Munavalli Jyoti R, Rao Shyam Vasudeva, Srinivasan Aravind, van Merode G G
Maastricht University Medical Centre, The Netherlands.
Forus Health, India; Maastricht University Medical Centre, The Netherlands.
Health Informatics J. 2020 Mar;26(1):435-448. doi: 10.1177/1460458219832044. Epub 2019 Mar 8.
This study addressed the problem of scheduling walk-in patients in real time. Outpatient clinics encounter uncertainty in patient demand. In addition, the disparate departments are locally (department-centric) organized, leading to prolonged waiting times for patients. The proposed integral patient scheduling model incorporates the status and information of all departments in the outpatient clinic along with all possible pathways to direct patients, on their arrival, to the optimal path. The developed hybrid ant agent algorithm identifies the optimal path to reduce the patient waiting time and cycle time (time from registration to exit). An outpatient clinic in Aravind Eye Hospital, Madurai, has a huge volume of walk-in patients and was selected for this study. The simulation study was performed for diverse scenarios followed by implementation study. The results indicate that integral patient scheduling reduced waiting time significantly. The path optimization in real time makes scheduling effective and efficient as it captures the changes in the outpatient clinic instantly.

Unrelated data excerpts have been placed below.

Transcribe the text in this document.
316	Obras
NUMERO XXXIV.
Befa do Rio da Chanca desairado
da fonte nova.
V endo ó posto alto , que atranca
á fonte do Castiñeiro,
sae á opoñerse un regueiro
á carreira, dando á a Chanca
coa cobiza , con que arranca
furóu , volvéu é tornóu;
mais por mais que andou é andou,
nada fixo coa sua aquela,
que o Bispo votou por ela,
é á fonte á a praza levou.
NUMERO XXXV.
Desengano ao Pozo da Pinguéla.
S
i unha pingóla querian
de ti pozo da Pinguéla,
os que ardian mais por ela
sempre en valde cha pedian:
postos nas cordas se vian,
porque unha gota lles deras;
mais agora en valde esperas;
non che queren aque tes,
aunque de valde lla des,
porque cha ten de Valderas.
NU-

本研究解决了实时安排无需预约患者就诊的问题。门诊诊所面临患者需求的不确定性。此外,不同科室是按局部(以科室为中心)组织的,导致患者等待时间延长。所提出的整体患者调度模型纳入了门诊诊所所有科室的状态和信息,以及所有可能的路径,以便在患者到达时将其引导至最佳路径。所开发的混合蚁群算法可确定最佳路径,以减少患者等待时间和周转时间(从挂号到离开的时间)。马杜赖阿拉文德眼科医院的一家门诊诊所接待大量无需预约的患者,该诊所被选作本研究对象。针对不同场景进行了模拟研究,随后开展了实施研究。结果表明,整体患者调度显著减少了等待时间。实时路径优化使调度变得有效且高效,因为它能即时捕捉门诊诊所的变化。